Nobody wants seven bosses. But City Councils generally do want leadership. Because, again, we are part-timers. We try, but truthfully, we are not always as well-prepared as we would hope to take on these challenges. We should come to grips with the reality that we are not a ‘small town’. We are often required to make decisions as complex as those of towns 2-3 times our size. The danger, of course, is that is why we’re so easily bamboozled. When you make big-town decisions with a small-town mindset you are asking for trouble.
A leader is the person who gets to the airport solutions we should have had decades ago. A leader is someone who implements better accounting practices that help both the public and the Council see information they don’t know they need–so we can finally stop deluding ourselves. A leader is a mentor, one who doesn’t control, but helps decision makers see all the possibilities—not just the ones inside the bubble.

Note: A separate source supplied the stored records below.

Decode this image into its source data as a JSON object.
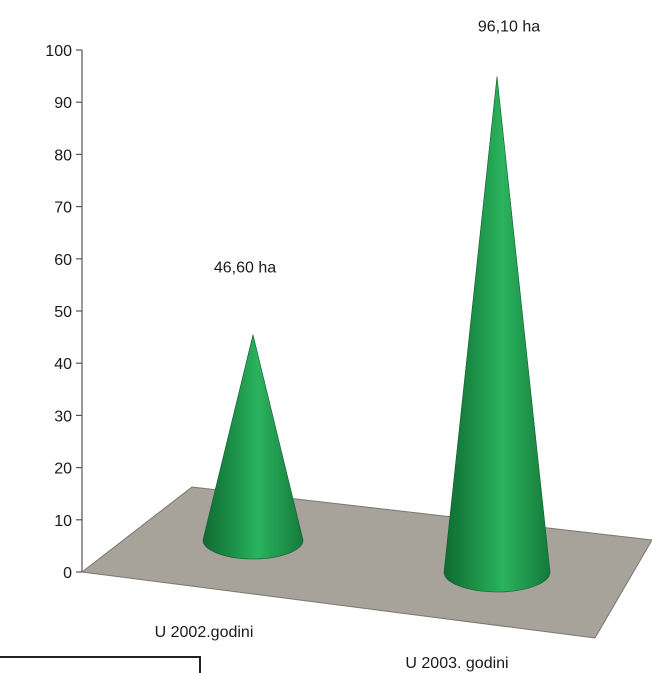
{
  "chart_data": {
    "type": "bar",
    "style": "3d-cone",
    "categories": [
      "U 2002.godini",
      "U 2003. godini"
    ],
    "values": [
      46.6,
      96.1
    ],
    "data_labels": [
      "46,60 ha",
      "96,10 ha"
    ],
    "y_ticks": [
      "0",
      "10",
      "20",
      "30",
      "40",
      "50",
      "60",
      "70",
      "80",
      "90",
      "100"
    ],
    "ylim": [
      0,
      100
    ],
    "grid": false,
    "legend": "none",
    "colors": {
      "series": "#1f9a4c",
      "floor": "#a7a29a",
      "axis": "#555555"
    }
  }
}
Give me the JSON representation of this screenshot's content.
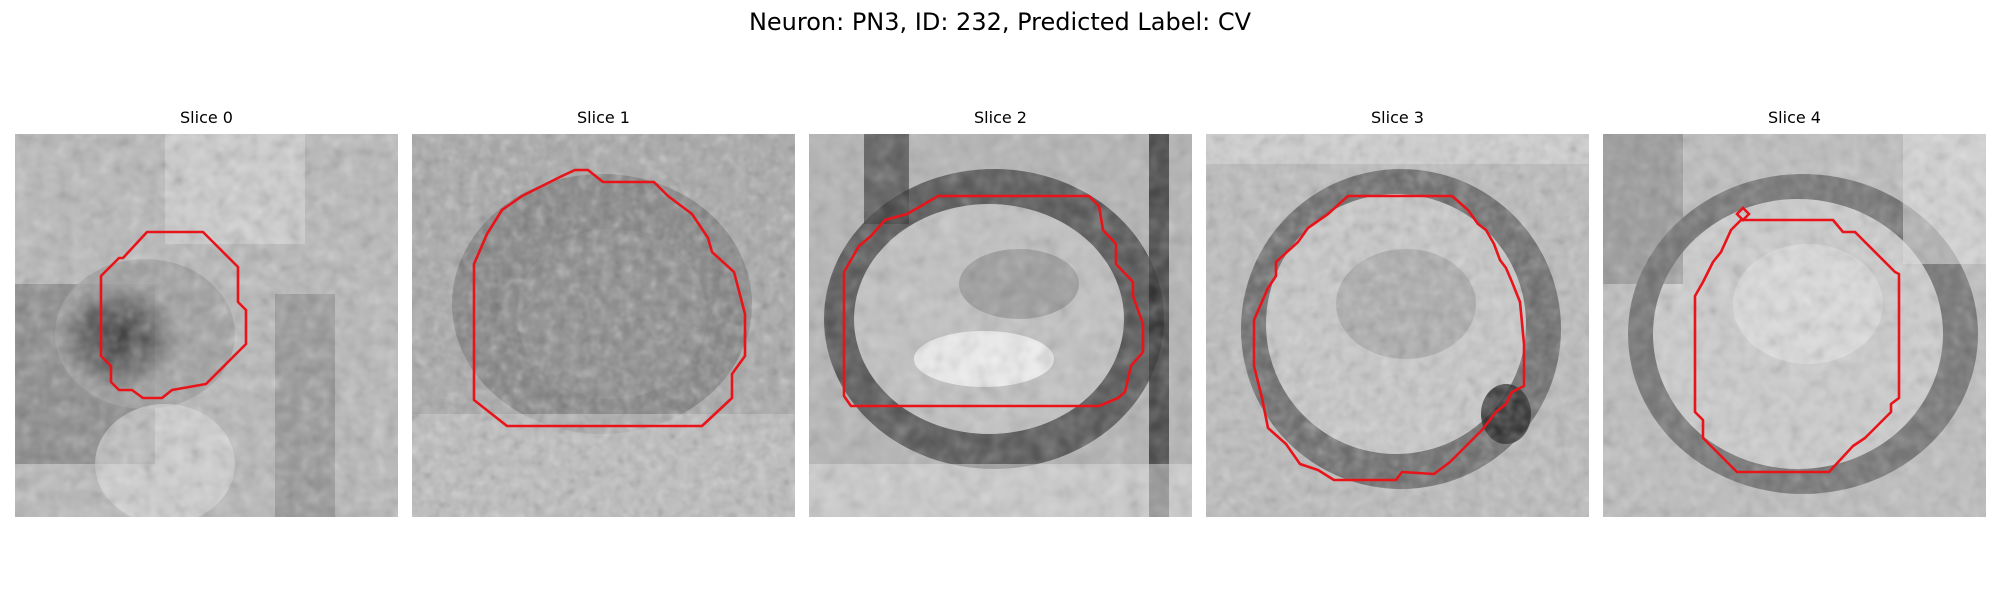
{
  "figure": {
    "title": "Neuron: PN3, ID: 232, Predicted Label: CV"
  },
  "panels": [
    {
      "title": "Slice 0"
    },
    {
      "title": "Slice 1"
    },
    {
      "title": "Slice 2"
    },
    {
      "title": "Slice 3"
    },
    {
      "title": "Slice 4"
    }
  ],
  "colors": {
    "contour": "#e8141a",
    "background": "#ffffff"
  }
}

But we are gushing so hard to have a better communicator, we can’t see we’re engaging in exactly the same irrational exuberance as last time. People really should read the reviews of Mr. Matthias. Right up until the end, they were just as gushy.
We are, after one year, giving her larger increases than the ones people used to get so upset about. Discuss.
Not to sound snippy, but when he got his big pay days, (the ones that seem so much smaller now) the Council could at least try to justify it by saying that he’d put in several years and (cough) proven his economic genius. And at least then, everyone was required to vote in a full room. Not like people trying to slip one by at 10:00pm.
We always talk about wasteful spending at the federal government, the state government. During Ms. Caffrey’s hiring and in her initial review, the Council directly addressed salary inflation at the director level. These kinds of decisions make that even more challenging.
Look at what we do, not what we say. Last Thursday we seemed on the verge of giving ourselves automatic raises, during a financial crisis. We used the same rationale to give our City Manager about $100k in extra compensation — after one positive year.
(One other thing. Perhaps one reason some colleagues jones so hard for increasing the property tax cap is not because we can’t simply go to the voters. More likely it is because they like the word ‘automatic’. Automatic means “we can do it without having to convince anyone.” Get it? “It’s not us. It’s just automatic.“)
As with her predecessor, my colleagues have expressed concerns about her feeling appreciated. Perhaps even using Des Moines as a quick ‘resume-builder’ before jumping ship. This year was the resume builder? Have you seen our books?
But OK, taking those concerns seriously, perhaps this example might prove instructive – for all parties.
Boeing’s new CEO Kelly Ortberg took a much smaller initial package than his ill-regarded predecessor—recognising he had some serious trust building to do. But the board also included some pretty sweet, and specific, performance bonuses for future years. To my mind, that is a better way to compensate and show commitment to a leader you want for the long haul.
Better communication is great. But if you want someone who leads, you have to treat them like a leader–and then have the courage to evaluate them like a leader—not a manager. Both sides should have some skin in the game.